With you now taking a business approach, what are some of the things you learned as an artist that you make sure not to let happen to your own artists or the people you’re working with?

Well, you know back in the day I started Hypnotize Minds. Hypnotize Minds was hip-hop’s label back in the day. And so I always had my own label and always managed Three 6 Mafia. I was an artist, manager, a producer, songwriter, all that. We did all our stuff ourselves. So, it was like, I’ve been doing this since I started so it’s not like really hard for me. Back then, we had a lot of artists in the ‘90s. We had like Hypnotize Minds kind of posse. It just naturally comes to me. I know how to work with artists. I know what it takes to promote an artist.

I feel like these days most artists should probably stay independent because it’s best to do it on your own because you know what you want to do, you got your own fan base, just keep it like you got it. You don’t have to sign to a major whatever. You can just keep all the money in the house. Keep everything in-house, you know what I’m sayin’? Get your website guy, get your own guy to work your Instagram, SnapChat, your SoundCloud.

I know about all that. Radio promotion. So I already know about that, so what I’m doing now -- I’m a third CEO of Taylor Gang. And I have my own record label, Mo’ Faces, which I just did a deal with Interscope. I’m trying to expand my business. I got a bond company. I’m working with Colt 45. I’m an ambassador for Colt 45. So I’m just trying to expand my business and make it bigger and teach these young cats how to save their money, pay their taxes and just stuff that, when I was coming up, nobody was telling me how to do.

But like coming up in the ‘90s, it was kind of different. Now I’m just passing the torch to these younger guys -- younger producers, artists, whatever. Just letting them know, ‘You can do this on your own. You can promote yourself. The internet is free.’ The internet gives a way to promote now with SoundCloud. You can do your own videos now. You can shoot videos on an iPhone! For real. Kind of like a coach now. Just spreading the love and spreading the knowledge, so we can keep this hip-hop movement moving.

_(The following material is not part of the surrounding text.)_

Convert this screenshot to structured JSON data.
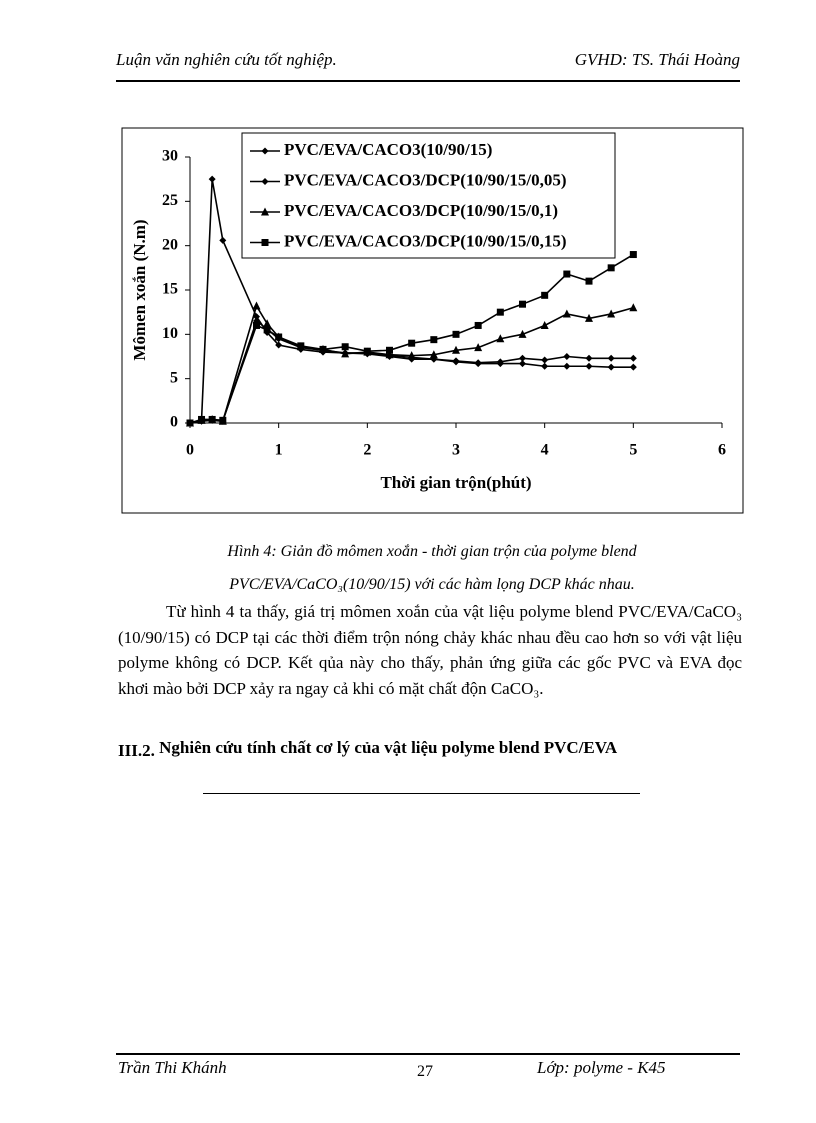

Taking the big homie approach.

That’s what I’m here for. I feel like I was blessed, man, so we try to bless somebody, and they don’t have to be signed. Everybody I work with don’t have to be signed. I feel good helping somebody. That’s what it’s all about, helping people. We won’t be on this Earth long, so it’s best just to [give] people knowledge and help people come up. In the music game we got blessed to do with our God given talent, so we got to pass the torch to another young person coming up and give them knowledge. When they get to this point, they’ll do the same. Hopefully.

You and Belly went on tour together, did a couple of tracks, and he’s on the new album. Have you guys thoughts about collaborating on a mixtape or EP?

We talk about that. Belly’s my brother, man. The whole XO family. That’s my family. Most definitely, man. Belly is super talented. He’s a really seasoned musician. He’s a songwriter. That dude got so much talent.